The state broadcaster, Televisión Española, recently aired a story on the issue in which several residents grumbled about the wait times. “It feels pretty bad — sometimes ambulances aren’t available,” one said.

The government health service responsible for the Balearic Islands, which include Ibiza, did not respond to a request for comment.

Virtually all health care in Spain is free for residents, and for years foreign patients have often managed to be treated without paying.

Ibiza’s nightclubs are legally required to have medical workers on staff, including nurses. Now the health services union is demanding that nightclubs be required to contract private ambulances to handle distress calls in order to relieve some of the strain on public services.

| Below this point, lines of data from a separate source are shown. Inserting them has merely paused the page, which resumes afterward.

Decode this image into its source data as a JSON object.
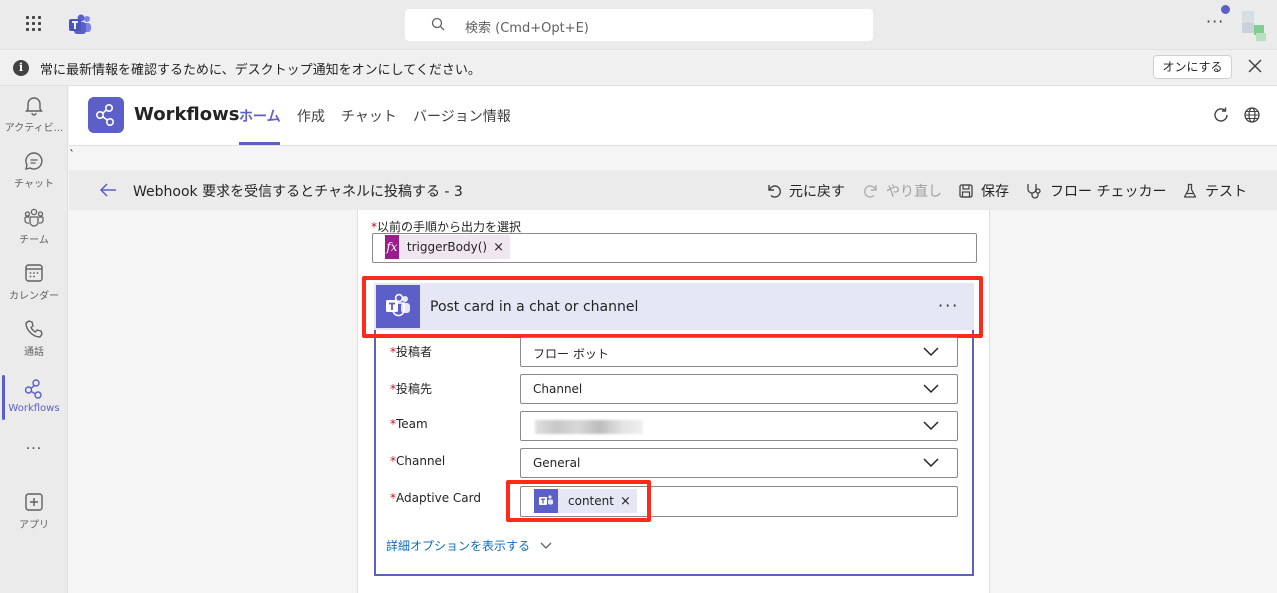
{
  "topbar": {
    "search_placeholder": "検索 (Cmd+Opt+E)",
    "more": "···"
  },
  "notification": {
    "text": "常に最新情報を確認するために、デスクトップ通知をオンにしてください。",
    "button": "オンにする",
    "info_glyph": "i"
  },
  "rail": {
    "items": [
      {
        "label": "アクティビ...",
        "icon": "bell-icon"
      },
      {
        "label": "チャット",
        "icon": "chat-icon"
      },
      {
        "label": "チーム",
        "icon": "teams-icon"
      },
      {
        "label": "カレンダー",
        "icon": "calendar-icon"
      },
      {
        "label": "通話",
        "icon": "phone-icon"
      },
      {
        "label": "Workflows",
        "icon": "workflows-icon",
        "active": true
      },
      {
        "label": "···",
        "icon": "more-icon"
      },
      {
        "label": "アプリ",
        "icon": "add-app-icon"
      }
    ]
  },
  "app": {
    "title": "Workflows",
    "tabs": [
      {
        "label": "ホーム",
        "active": true
      },
      {
        "label": "作成"
      },
      {
        "label": "チャット"
      },
      {
        "label": "バージョン情報"
      }
    ],
    "stray_mark": "`"
  },
  "command_bar": {
    "flow_title": "Webhook 要求を受信するとチャネルに投稿する - 3",
    "undo": "元に戻す",
    "redo": "やり直し",
    "save": "保存",
    "flow_checker": "フロー チェッカー",
    "test": "テスト"
  },
  "prev_step": {
    "required_mark": "*",
    "label": "以前の手順から出力を選択",
    "token_icon": "fx",
    "token_label": "triggerBody()",
    "token_remove": "×"
  },
  "action": {
    "title": "Post card in a chat or channel",
    "more": "···",
    "fields": [
      {
        "label": "投稿者",
        "value": "フロー ボット"
      },
      {
        "label": "投稿先",
        "value": "Channel"
      },
      {
        "label": "Team",
        "value": ""
      },
      {
        "label": "Channel",
        "value": "General"
      }
    ],
    "adaptive_card": {
      "label": "Adaptive Card",
      "token_label": "content",
      "token_remove": "×"
    },
    "advanced_link": "詳細オプションを表示する"
  },
  "colors": {
    "brand": "#5b5fc7",
    "highlight": "#ff2a1a",
    "required": "#c50f1f",
    "link": "#0f6cbd"
  }
}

“It’s unfair that nightclubs that earn millions of dollars per year are dumping this problem on the public health system,” Mr. Maroto said. “In the end, the bill is paid by residents on the island.”

A large crowd at a nightclub in the daytime. A large pool is in the middle of the club.
Nacho Doce/Reuters

Amnesia Ibiza, one of the oldest clubs on the island with a capacity of 5,000, said in a statement that it employed health professionals “who are prepared to handle any incidents that may arise within the club.” Last year, it said, the club had to call a public ambulance “on only 19 occasions.”

Pacha, which can hold 3,000 people, said in a statement that “just two” medical cases had required public ambulance services so far this summer, and that it was “committed to easing the pressure on public services.”

For Mr. Roig, the difference between drug-related calls and other emergencies is simple. “One is completely preventable,” he said.